In Regev's Paper "On Lattices, Learning with Errors, Random Linear Codes, and Cryptography" he considers in the introduction of the paper the "learning from parity with error". Where we have an unknown $s \in \mathbb{Z}_2^n$ our goal is to find this $s$, given a list of equations with errors e.g. $\langle s,a_i \rangle \approx b_i (\text{ mod } 2)$ etc.

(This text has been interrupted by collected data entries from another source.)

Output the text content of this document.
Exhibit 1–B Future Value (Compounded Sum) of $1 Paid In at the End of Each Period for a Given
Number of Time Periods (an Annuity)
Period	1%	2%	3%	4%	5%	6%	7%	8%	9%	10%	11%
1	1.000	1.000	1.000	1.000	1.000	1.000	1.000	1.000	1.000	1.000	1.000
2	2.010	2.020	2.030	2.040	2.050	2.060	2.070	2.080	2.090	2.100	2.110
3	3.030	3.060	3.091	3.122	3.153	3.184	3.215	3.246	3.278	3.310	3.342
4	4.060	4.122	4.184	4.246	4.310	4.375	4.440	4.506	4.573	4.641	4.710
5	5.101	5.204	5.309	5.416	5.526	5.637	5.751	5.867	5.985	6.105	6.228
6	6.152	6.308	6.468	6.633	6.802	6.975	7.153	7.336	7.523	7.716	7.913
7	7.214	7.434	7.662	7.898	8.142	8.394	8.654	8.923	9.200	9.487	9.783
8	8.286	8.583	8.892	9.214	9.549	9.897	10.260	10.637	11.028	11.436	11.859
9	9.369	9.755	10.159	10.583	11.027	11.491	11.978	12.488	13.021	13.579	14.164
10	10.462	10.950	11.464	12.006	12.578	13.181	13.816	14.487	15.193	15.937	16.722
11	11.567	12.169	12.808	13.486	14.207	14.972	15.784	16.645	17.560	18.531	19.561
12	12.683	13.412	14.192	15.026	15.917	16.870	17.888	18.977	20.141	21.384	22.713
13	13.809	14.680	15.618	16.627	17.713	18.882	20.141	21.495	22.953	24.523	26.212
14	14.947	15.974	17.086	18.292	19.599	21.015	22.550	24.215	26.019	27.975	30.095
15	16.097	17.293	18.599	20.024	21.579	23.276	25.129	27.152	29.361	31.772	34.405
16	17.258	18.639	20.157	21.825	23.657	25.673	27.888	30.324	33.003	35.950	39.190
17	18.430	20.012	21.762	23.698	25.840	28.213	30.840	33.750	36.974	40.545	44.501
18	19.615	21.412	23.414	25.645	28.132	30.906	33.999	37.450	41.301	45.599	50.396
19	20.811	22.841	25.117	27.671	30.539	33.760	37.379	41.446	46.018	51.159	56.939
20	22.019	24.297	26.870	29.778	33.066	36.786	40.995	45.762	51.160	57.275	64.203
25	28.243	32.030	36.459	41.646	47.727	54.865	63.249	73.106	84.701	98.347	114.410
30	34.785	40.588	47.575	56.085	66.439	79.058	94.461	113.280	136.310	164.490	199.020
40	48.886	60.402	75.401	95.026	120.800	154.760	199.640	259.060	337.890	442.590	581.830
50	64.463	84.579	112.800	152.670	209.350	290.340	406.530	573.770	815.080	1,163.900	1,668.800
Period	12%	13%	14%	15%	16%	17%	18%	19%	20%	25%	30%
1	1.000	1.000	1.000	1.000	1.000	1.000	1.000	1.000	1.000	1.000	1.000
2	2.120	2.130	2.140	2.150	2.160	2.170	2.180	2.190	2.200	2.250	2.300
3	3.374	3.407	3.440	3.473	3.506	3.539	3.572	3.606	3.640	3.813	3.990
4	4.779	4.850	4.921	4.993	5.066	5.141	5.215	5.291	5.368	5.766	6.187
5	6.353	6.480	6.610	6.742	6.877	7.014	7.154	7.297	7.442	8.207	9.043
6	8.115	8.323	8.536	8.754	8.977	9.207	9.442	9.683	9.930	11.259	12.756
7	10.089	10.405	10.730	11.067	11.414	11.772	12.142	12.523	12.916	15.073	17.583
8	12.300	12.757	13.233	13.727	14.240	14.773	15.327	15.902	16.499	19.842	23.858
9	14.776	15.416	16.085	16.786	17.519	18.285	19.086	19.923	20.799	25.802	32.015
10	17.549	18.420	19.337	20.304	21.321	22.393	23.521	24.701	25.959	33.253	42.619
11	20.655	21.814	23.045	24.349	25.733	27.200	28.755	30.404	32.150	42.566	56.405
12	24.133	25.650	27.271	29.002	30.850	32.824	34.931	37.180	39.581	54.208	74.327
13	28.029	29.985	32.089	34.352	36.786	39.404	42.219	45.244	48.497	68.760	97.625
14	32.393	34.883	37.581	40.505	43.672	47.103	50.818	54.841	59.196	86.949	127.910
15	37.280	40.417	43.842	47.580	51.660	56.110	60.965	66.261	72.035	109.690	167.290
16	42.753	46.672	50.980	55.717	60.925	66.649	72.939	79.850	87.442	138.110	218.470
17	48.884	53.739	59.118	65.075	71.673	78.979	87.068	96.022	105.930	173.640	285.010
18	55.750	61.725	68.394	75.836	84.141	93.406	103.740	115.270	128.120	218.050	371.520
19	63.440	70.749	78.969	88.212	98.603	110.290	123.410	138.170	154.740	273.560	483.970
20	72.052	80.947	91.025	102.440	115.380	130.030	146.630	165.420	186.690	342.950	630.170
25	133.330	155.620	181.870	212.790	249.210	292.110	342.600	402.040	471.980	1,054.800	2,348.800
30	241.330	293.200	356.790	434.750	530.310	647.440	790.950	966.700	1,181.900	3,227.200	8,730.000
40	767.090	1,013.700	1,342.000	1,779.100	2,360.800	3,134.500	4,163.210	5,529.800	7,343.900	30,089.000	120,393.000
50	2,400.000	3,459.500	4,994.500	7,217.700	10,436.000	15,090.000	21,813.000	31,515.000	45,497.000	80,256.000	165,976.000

The $a_i$'s are chosen independently from the uniform distribution on $\mathbb{Z}_2^n$, $\langle s, a_i\rangle = \sum_j s_j (a_i)_j$ is the inner product modulo 2 of $s$ and $a$, each equation is correct with probability $1-\epsilon$. With no error we would be able to solve a system of equations using Gaussian elimination, this is understandable.
Regev goes a bit further and considers the Gaussian elimination process and assuming that we are interested in recovering only the first bit of $s$. He says using Gaussian elimination, we can find a set $S$ of $O(n)$ equations such that $\sum_S a_i$ is $(1,0,...,0)$. Summing the corresponding values $b_i$ gives us a guess for the first bit of $s$.
The part that I don't understand and this is my question: He says with a standard calculation one can show that this guess is correct with probability $\frac{1}{2} + 2^{-\Theta(n)}$. How exactly does one arrive this estimate, what is this standard calculation? I don't quite understand it, so I wanted to ask this question here.
I hope that my question is understandable. I thank you for helpful comments/answers.